APES Waste Disposal Vocab

Industrial solid waste
waste produced by industrial activity, such as textile mills, factories and mines. Minerals, pollutants, chemicals, and etc.
Municipal solid waste
waste that comes from towns and communities, such as trash, packing peanuts, bubble wrap, plastic wrappings, and etc.
E-Waste
Electronic waste, such as old discarded computers, electronic devices, any electronic device that can not be determined whether or not to be refurbished or resold, and ect.
Hazardous (toxic) waste
waste that is dangerous or potentially harmful to the environment, such as nuclear waste, corrosive waste, reactive waste, etc. All of which needs to be disposed of in special disposal plants.
Preconsumer (internal) waste
waste generated in a manufacturing process
Postconsumer (external) waste
waste generated by consumers’ use of products
Waste Management
the collection, transport, processing, recycling or disposal, and monitoring of waste materials
Integrated Waste Management
Employing several waste control and disposal methods such as source reduction, recycling, re-use, incineration, and land filling, to minimize the environmental impact of commercial and industrial waste streams.
Primary (Closed Loop) Recycling
Production system in which the waste or byproduct of one process or product is used in making another product.

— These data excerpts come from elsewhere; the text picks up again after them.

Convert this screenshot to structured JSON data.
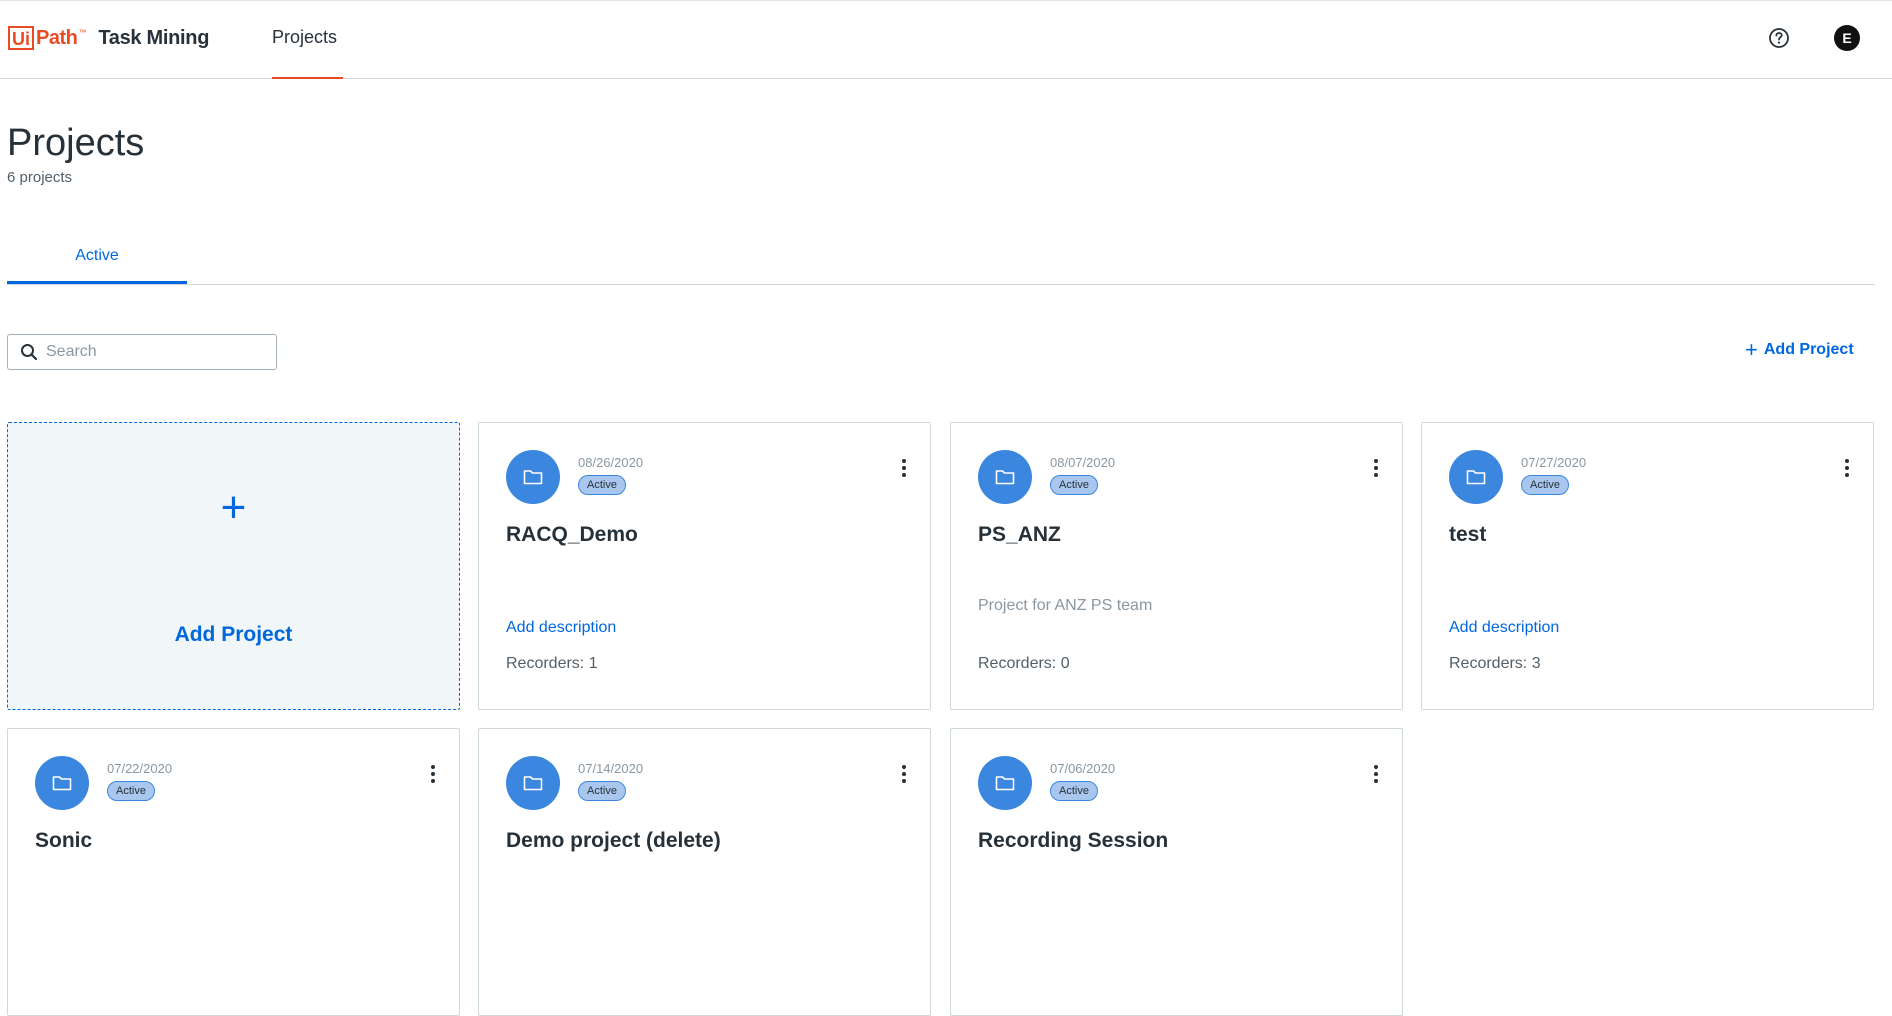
{
  "header": {
    "logo_ui": "Ui",
    "logo_path": "Path",
    "logo_tm": "™",
    "product": "Task Mining",
    "nav_projects": "Projects",
    "avatar_initial": "E",
    "accent_color": "#e84c25"
  },
  "page": {
    "title": "Projects",
    "count": "6 projects",
    "tab_active": "Active"
  },
  "toolbar": {
    "search_placeholder": "Search",
    "add_project_label": "Add Project"
  },
  "add_card": {
    "label": "Add Project"
  },
  "projects": [
    {
      "date": "08/26/2020",
      "status": "Active",
      "name": "RACQ_Demo",
      "description_link": "Add description",
      "description": "",
      "recorders": "Recorders: 1"
    },
    {
      "date": "08/07/2020",
      "status": "Active",
      "name": "PS_ANZ",
      "description_link": "",
      "description": "Project for ANZ PS team",
      "recorders": "Recorders: 0"
    },
    {
      "date": "07/27/2020",
      "status": "Active",
      "name": "test",
      "description_link": "Add description",
      "description": "",
      "recorders": "Recorders: 3"
    },
    {
      "date": "07/22/2020",
      "status": "Active",
      "name": "Sonic",
      "description_link": "",
      "description": "",
      "recorders": ""
    },
    {
      "date": "07/14/2020",
      "status": "Active",
      "name": "Demo project (delete)",
      "description_link": "",
      "description": "",
      "recorders": ""
    },
    {
      "date": "07/06/2020",
      "status": "Active",
      "name": "Recording Session",
      "description_link": "",
      "description": "",
      "recorders": ""
    }
  ]
}
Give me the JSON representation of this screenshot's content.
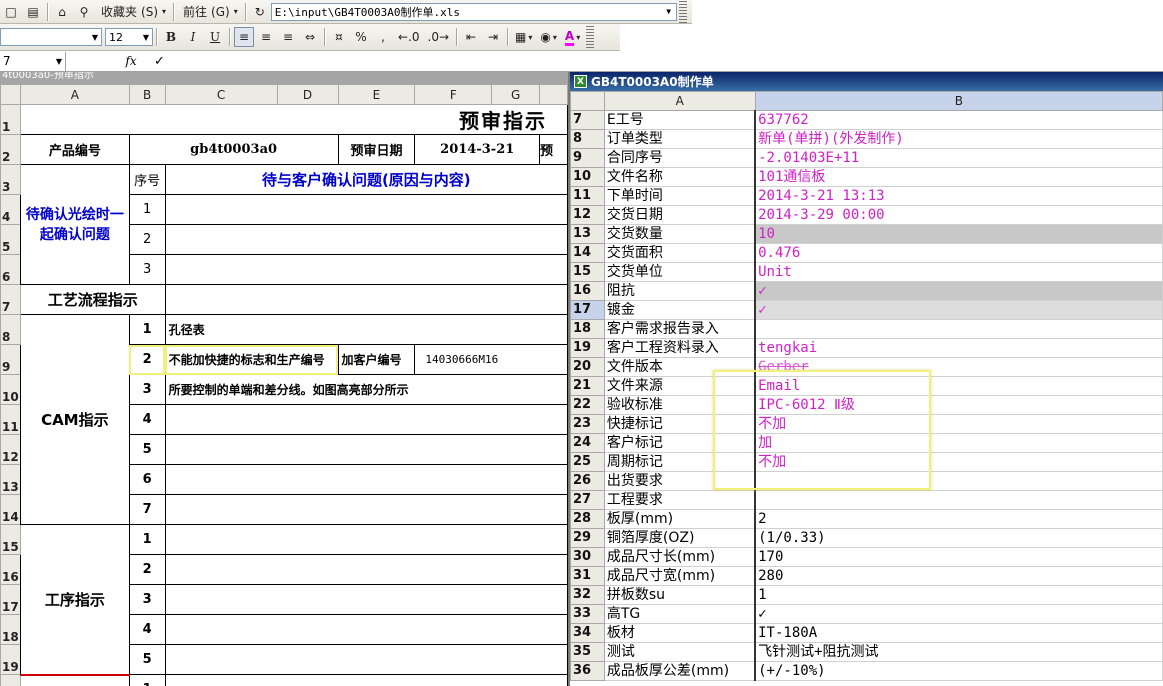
{
  "toolbar1": {
    "favorites_label": "收藏夹",
    "favorites_key": "(S)",
    "forward_label": "前往",
    "forward_key": "(G)",
    "address_value": "E:\\input\\GB4T0003A0制作单.xls"
  },
  "toolbar2": {
    "font_size": "12",
    "bold": "B",
    "italic": "I",
    "underline": "U",
    "percent": "%",
    "comma": ",",
    "font_color": "A"
  },
  "formula_bar": {
    "namebox": "7",
    "fx_label": "fx",
    "content": "✓"
  },
  "left_sheet": {
    "window_title": "4t0003a0-预审指示",
    "columns": [
      "A",
      "B",
      "C",
      "D",
      "E",
      "F",
      "G"
    ],
    "row_numbers": [
      "1",
      "2",
      "3",
      "4",
      "5",
      "6",
      "7",
      "8",
      "9",
      "10",
      "11",
      "12",
      "13",
      "14",
      "15",
      "16",
      "17",
      "18",
      "19"
    ],
    "title": "预审指示",
    "product_label": "产品编号",
    "product_value": "gb4t0003a0",
    "date_label": "预审日期",
    "date_value": "2014-3-21",
    "date_overflow": "预",
    "confirm_label": "待确认光绘时一起确认问题",
    "seq_header": "序号",
    "question_header": "待与客户确认问题(原因与内容)",
    "confirm_nums": [
      "1",
      "2",
      "3"
    ],
    "process_flow_label": "工艺流程指示",
    "cam_label": "CAM指示",
    "cam_rows": [
      {
        "num": "1",
        "text": "孔径表",
        "extra": "",
        "code": ""
      },
      {
        "num": "2",
        "text": "不能加快捷的标志和生产编号",
        "extra": "加客户编号",
        "code": "14030666M16"
      },
      {
        "num": "3",
        "text": "所要控制的单端和差分线。如图高亮部分所示",
        "extra": "",
        "code": ""
      },
      {
        "num": "4",
        "text": "",
        "extra": "",
        "code": ""
      },
      {
        "num": "5",
        "text": "",
        "extra": "",
        "code": ""
      },
      {
        "num": "6",
        "text": "",
        "extra": "",
        "code": ""
      },
      {
        "num": "7",
        "text": "",
        "extra": "",
        "code": ""
      }
    ],
    "process_label": "工序指示",
    "process_nums": [
      "1",
      "2",
      "3",
      "4",
      "5"
    ],
    "last_row_num": "1"
  },
  "right_sheet": {
    "window_title": "GB4T0003A0制作单",
    "columns": [
      "A",
      "B"
    ],
    "rows": [
      {
        "n": "7",
        "label": "E工号",
        "value": "637762",
        "style": "mag"
      },
      {
        "n": "8",
        "label": "订单类型",
        "value": "新单(单拼)(外发制作)",
        "style": "mag"
      },
      {
        "n": "9",
        "label": "合同序号",
        "value": "-2.01403E+11",
        "style": "mag"
      },
      {
        "n": "10",
        "label": "文件名称",
        "value": "101通信板",
        "style": "mag"
      },
      {
        "n": "11",
        "label": "下单时间",
        "value": "2014-3-21 13:13",
        "style": "mag"
      },
      {
        "n": "12",
        "label": "交货日期",
        "value": "2014-3-29 00:00",
        "style": "mag"
      },
      {
        "n": "13",
        "label": "交货数量",
        "value": "10",
        "style": "mag gray"
      },
      {
        "n": "14",
        "label": "交货面积",
        "value": "0.476",
        "style": "mag"
      },
      {
        "n": "15",
        "label": "交货单位",
        "value": "Unit",
        "style": "mag"
      },
      {
        "n": "16",
        "label": "阻抗",
        "value": "✓",
        "style": "mag gray"
      },
      {
        "n": "17",
        "label": "镀金",
        "value": "✓",
        "style": "mag ltgray"
      },
      {
        "n": "18",
        "label": "客户需求报告录入",
        "value": "",
        "style": "mag"
      },
      {
        "n": "19",
        "label": "客户工程资料录入",
        "value": "tengkai",
        "style": "mag"
      },
      {
        "n": "20",
        "label": "文件版本",
        "value": "Gerber",
        "style": "mag strike"
      },
      {
        "n": "21",
        "label": "文件来源",
        "value": "Email",
        "style": "mag"
      },
      {
        "n": "22",
        "label": "验收标准",
        "value": "IPC-6012 Ⅱ级",
        "style": "mag"
      },
      {
        "n": "23",
        "label": "快捷标记",
        "value": "不加",
        "style": "mag"
      },
      {
        "n": "24",
        "label": "客户标记",
        "value": "加",
        "style": "mag"
      },
      {
        "n": "25",
        "label": "周期标记",
        "value": "不加",
        "style": "mag"
      },
      {
        "n": "26",
        "label": "出货要求",
        "value": "",
        "style": "mag"
      },
      {
        "n": "27",
        "label": "工程要求",
        "value": "",
        "style": "mag"
      },
      {
        "n": "28",
        "label": "板厚(mm)",
        "value": "2",
        "style": "blk"
      },
      {
        "n": "29",
        "label": "铜箔厚度(OZ)",
        "value": "(1/0.33)",
        "style": "blk"
      },
      {
        "n": "30",
        "label": "成品尺寸长(mm)",
        "value": "170",
        "style": "blk"
      },
      {
        "n": "31",
        "label": "成品尺寸宽(mm)",
        "value": "280",
        "style": "blk"
      },
      {
        "n": "32",
        "label": "拼板数su",
        "value": "1",
        "style": "blk"
      },
      {
        "n": "33",
        "label": "高TG",
        "value": "✓",
        "style": "blk"
      },
      {
        "n": "34",
        "label": "板材",
        "value": "IT-180A",
        "style": "blk"
      },
      {
        "n": "35",
        "label": "测试",
        "value": "飞针测试+阻抗测试",
        "style": "blk"
      },
      {
        "n": "36",
        "label": "成品板厚公差(mm)",
        "value": "(+/-10%)",
        "style": "blk"
      }
    ]
  }
}
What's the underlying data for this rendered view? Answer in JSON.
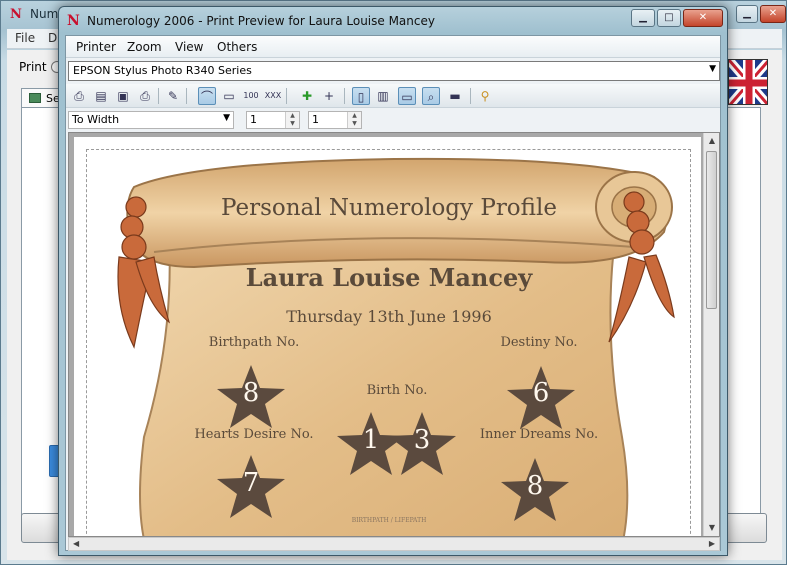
{
  "background_window": {
    "title": "Num",
    "menu": [
      "File",
      "D"
    ],
    "print_label": "Print",
    "tab_label": "Se"
  },
  "dialog": {
    "title": "Numerology 2006 - Print Preview for Laura Louise Mancey",
    "app_icon_letter": "N",
    "menu": {
      "printer": "Printer",
      "zoom": "Zoom",
      "view": "View",
      "others": "Others"
    },
    "printer_select": "EPSON Stylus Photo R340 Series",
    "toolbar": {
      "zoom_100": "100",
      "zoom_xxx": "XXX"
    },
    "zoom_mode": "To Width",
    "pages_across": "1",
    "pages_down": "1"
  },
  "profile": {
    "heading": "Personal Numerology Profile",
    "name": "Laura Louise Mancey",
    "date": "Thursday 13th June 1996",
    "birthpath_label": "Birthpath No.",
    "birthpath_value": "8",
    "destiny_label": "Destiny No.",
    "destiny_value": "6",
    "birth_label": "Birth No.",
    "birth_value_1": "1",
    "birth_value_2": "3",
    "hearts_label": "Hearts Desire No.",
    "hearts_value": "7",
    "inner_label": "Inner Dreams No.",
    "inner_value": "8",
    "footer": "BIRTHPATH / LIFEPATH"
  },
  "colors": {
    "scroll_parchment": "#e9c99a",
    "scroll_edge": "#a88358",
    "rope": "#c96a3b",
    "star": "#5b4a3e",
    "text": "#5a4a3a"
  }
}
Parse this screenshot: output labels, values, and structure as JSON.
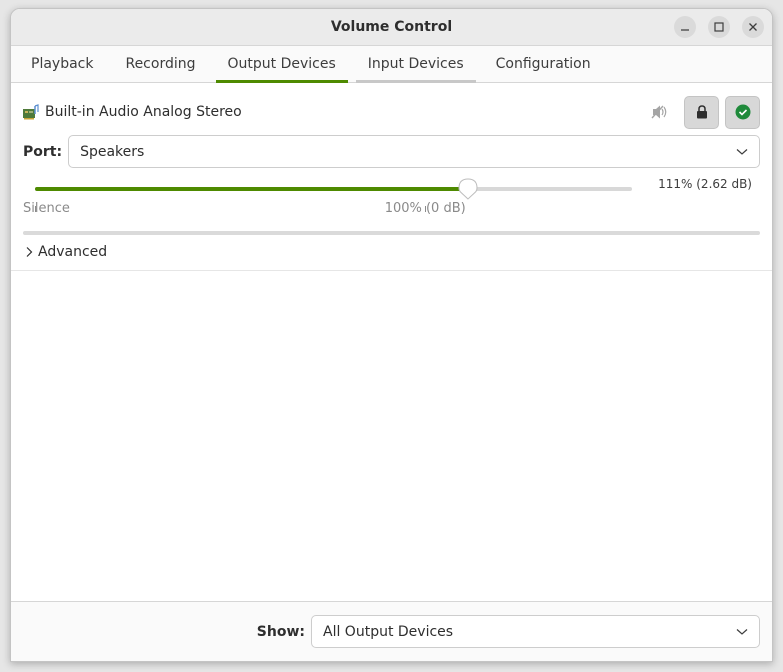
{
  "window": {
    "title": "Volume Control",
    "controls": [
      "minimize",
      "maximize",
      "close"
    ]
  },
  "tabs": [
    {
      "label": "Playback",
      "state": "normal"
    },
    {
      "label": "Recording",
      "state": "normal"
    },
    {
      "label": "Output Devices",
      "state": "active"
    },
    {
      "label": "Input Devices",
      "state": "hover"
    },
    {
      "label": "Configuration",
      "state": "normal"
    }
  ],
  "device": {
    "icon": "audio-card-icon",
    "name": "Built-in Audio Analog Stereo",
    "mute_icon": "speaker-muted-icon",
    "lock_icon": "lock-icon",
    "default_icon": "checkmark-circle-icon",
    "port_label": "Port:",
    "port_value": "Speakers"
  },
  "volume": {
    "percent": 111,
    "max_percent": 153,
    "value_label": "111% (2.62 dB)",
    "ticks": [
      {
        "label": "Silence",
        "percent": 0
      },
      {
        "label": "100% (0 dB)",
        "percent": 100
      }
    ]
  },
  "advanced": {
    "label": "Advanced",
    "expanded": false
  },
  "footer": {
    "show_label": "Show:",
    "show_value": "All Output Devices"
  },
  "colors": {
    "accent": "#4e8a00",
    "default_check": "#1f8a3b"
  }
}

For example, recycling waste newspaper to make paper-board or other types of paper.
Secondary Recycling
uses reclaimed post consumer materials as a source of material for new products
Compost
a form of recycling that mimics nature’s recycling of nutrients, one of the three principles of sustainability, and involves decomposer bacteria to recycle biodegradable organic material
Bioplastics
plastics made from corn, soy, some components of garbage, etc. etc. They are biodegradable and more sustainable because they can be composted
Sanitary Landfill
Waste disposal site on land in which waste is spread in thin layers, compacted, and covered with a fresh layer of clay or plastic foam each day
Environmental Justice
Fair treatment and meaningful involvement of all people regardless of race, color, sex, nationality, or income with respect to the development, implementation, and enforcement of environmental laws, regulations and policies
Biomimicry
Process of observing certain changes in nature, studying how natural systems have responded to such changing conditions over many millions of years, and applying what is learned to dealing with some environmental challenge
Bioremediation
The use of either naturally occurring or deliberately introduced microorganisms or other forms of life to consume and break down environmental pollutants in order to clean up a polluted site
CERCLA
The Comprehensive Environmental Response, Compensation, and Liability Act. This law created a tax on the chemical and petroleum industries and provided broad Federal authority to respond directly to releases or threatened releases of hazardous substances that may endanger public health or the environment
Brownfield
Abandoned or underused industrial or commercial facilities that are available for re-use.